MR imaging examination
MR imaging examinations were performed on a 1.5 T GE Signa Twin- Speed system (General Electric Medical Systems) and 3.0 T scanner (Philips Ingenia 3.0 T; Amsterdam, the Netherlands). Axial plain MR images were obtained using T1WI turbo spin echo (TSE) [repetition time (TR)/echo time (TE) = 561–600 ms/11–18 ms) and T2WI TSE (TR/TE = 3278–4700 ms/85 ms, thickness/gap = 4 mm/0.4 mm, field of view (FOV) = 240 × 240 mm, and matrix = 320–368 × 240–264). Coronal MR images were acquired using T2 weighted fast spin-echo sequence (TR/TE = 3191–3200/90-100 ms, thickness/gap = 3–5 mm/0.3–1 mm, FOV = 180×180 mm, matrix = 276–320×160–215). DW-MR imaging examination was done by using echoplanar single-shot spin-echo sequence (TR/TE = 2200–3000/68-70 ms, thickness/gap = 4.5–5.0 mm/0.5 mm, FOV = 240×240 mm, matrix = 192–256×192], with b values of 0, 1000 s/mm2. The apparent diffusion coefficient (ADC) maps were automatically generated.
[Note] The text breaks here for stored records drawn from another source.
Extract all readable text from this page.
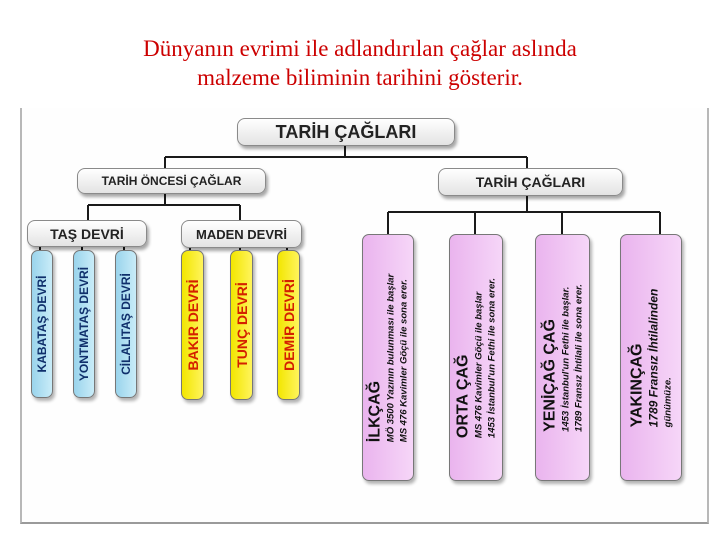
Dünyanın evrimi ile adlandırılan çağlar aslında
malzeme biliminin tarihini gösterir.
TARİH ÇAĞLARI
TARİH ÖNCESİ ÇAĞLAR	TARİH ÇAĞLARI
TAŞ DEVRİ	MADEN DEVRİ
KABATAŞ DEVRİ YONTMATAŞ DEVRİ CİLALITAŞ DEVRİ	BAKIR DEVRİ TUNÇ DEVRİ DEMİR DEVRİ
İLKÇAĞ MÖ 3500 Yazının bulunması ile başlar MS 476 Kavimler Göçü ile sona erer.	ORTA ÇAĞ MS 476 Kavimler Göçü ile başlar 1453 İstanbul'un Fethi ile sona erer.	YENİÇAĞ ÇAĞ 1453 İstanbul'un Fethi ile başlar. 1789 Fransız İhtilali ile sona erer.	YAKINÇAĞ 1789 Fransız İhtilalinden günümüze.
Contrast enhanced MR imaging was obtained after intravenous injection of gadopentetate dimeglumine (Magnevist; Schering, Berlin, Germany) with a dosage of 0.1 mmol/kg body weight. Axial and coronal contrast-enhanced T1 weighted spin-echo sequence with or without fat suppression were scanned after the intravenous injection of gadolinium contrast medium
Image analysis
Two experienced radiologists independently interpreted the CT and MR images of all patients and reached an agreement after consultation with each other on the inconsistent results. The observed items on CT and MR images include location, size (maximum diameter on axial or reconstructed coronal images), shape (irregular, round or oval, lobulated), margin (even, uneven, partial even and uneven), the internal structure (homogeneous or heterogeneous attenuation/signal intensity; calcification), cervical lymph node metastasis and distant metastasis. The region of interest was placed on the ADC map with a calculation of the ADC value of the tumor. Non-enhancement was defined as the density or signal intensity of the tumor was lower than or close to the adjacent muscle after intravenous injection of contrast medium, and enhancement was greater than the adjacent muscle. Homogeneous or heterogeneous masses were recorded after intravenous injection of contrast medium.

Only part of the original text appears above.